We all know that coconut shell is hard to decompose and may lie around for years, clogging the drainage system. What if these shells are put to a better use? And what if the other alternative has a dual purpose as well?
All these questions might have bothered marketing professional Manish Advani and architect Jayneel Trivedi endlessly. To address the issue of providing better housing for slum dwellers and managing waste, the duo came up with the idea of coconut house- small homes using coconut shells.
It might sound unbelievable, but the duo has come up with a sustainable housing model the slum pockets in cities using tender coconut shells and scrap materials. Not only the materials used in this way of construction are environment-friendly, but these houses are also cheap and easy to make.
To come up with prototype coconut houses, the duo sought the help of 20 students from Somaiya College in Mumbai. The shells were halved to be stacked as walls and reinforced with mud, coconut and bamboo mesh.
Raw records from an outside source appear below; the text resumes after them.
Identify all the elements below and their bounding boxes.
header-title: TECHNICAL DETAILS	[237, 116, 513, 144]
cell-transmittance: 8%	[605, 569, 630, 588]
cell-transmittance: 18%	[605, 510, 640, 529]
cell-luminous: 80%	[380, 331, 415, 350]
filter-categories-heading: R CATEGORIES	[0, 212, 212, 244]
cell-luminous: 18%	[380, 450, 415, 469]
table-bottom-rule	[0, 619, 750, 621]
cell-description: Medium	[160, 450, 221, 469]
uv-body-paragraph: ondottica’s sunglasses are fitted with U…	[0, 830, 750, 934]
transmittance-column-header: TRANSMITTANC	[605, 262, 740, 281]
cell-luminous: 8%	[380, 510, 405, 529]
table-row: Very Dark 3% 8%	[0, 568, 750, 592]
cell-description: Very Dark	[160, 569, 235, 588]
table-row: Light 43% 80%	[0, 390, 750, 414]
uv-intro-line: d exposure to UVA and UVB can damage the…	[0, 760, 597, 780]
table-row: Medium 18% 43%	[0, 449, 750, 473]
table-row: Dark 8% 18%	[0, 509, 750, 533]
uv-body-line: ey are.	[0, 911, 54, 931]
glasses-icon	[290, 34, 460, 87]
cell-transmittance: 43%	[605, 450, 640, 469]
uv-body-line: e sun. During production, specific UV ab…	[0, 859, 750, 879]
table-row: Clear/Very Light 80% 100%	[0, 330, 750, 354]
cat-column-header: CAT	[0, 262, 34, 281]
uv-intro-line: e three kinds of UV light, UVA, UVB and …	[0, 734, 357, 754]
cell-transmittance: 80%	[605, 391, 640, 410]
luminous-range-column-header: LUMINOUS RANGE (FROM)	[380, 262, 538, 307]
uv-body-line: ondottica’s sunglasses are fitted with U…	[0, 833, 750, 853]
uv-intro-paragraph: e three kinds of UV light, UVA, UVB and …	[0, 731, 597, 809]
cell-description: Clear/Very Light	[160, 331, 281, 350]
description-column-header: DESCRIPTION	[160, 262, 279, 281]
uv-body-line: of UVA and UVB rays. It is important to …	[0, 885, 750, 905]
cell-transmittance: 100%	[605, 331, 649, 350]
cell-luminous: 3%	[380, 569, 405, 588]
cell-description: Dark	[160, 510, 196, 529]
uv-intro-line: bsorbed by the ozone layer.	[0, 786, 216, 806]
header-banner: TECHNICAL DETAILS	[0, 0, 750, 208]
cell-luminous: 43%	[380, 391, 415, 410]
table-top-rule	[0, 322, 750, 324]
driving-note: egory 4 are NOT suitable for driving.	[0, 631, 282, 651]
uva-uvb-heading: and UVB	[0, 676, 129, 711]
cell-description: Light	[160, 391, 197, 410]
The exterior walls of the house could double up as vertical gardens where a family can grow herbs and medicinal plants. It is being claimed that anyone with basic knowledge of construction, can assemble and construct the coconut house. The cost of a typical house of 64 sq ft is Rs 15,000.
“It is a known fact that deforestation has been impacting climate change in a big way, across the world,” Trivedi told Housing.com. “If tender coconut shells are dried and used for making furniture, toys and building homes, etc., then, we can reduce the number of trees being cut around the world.”
Well, these eco-friendly coconut houses have many other advantages. Since the material used is all natural, these houses usually tend to remain cooler than brick-and-cement houses, thereby reducing the need of air-coolers and ACs.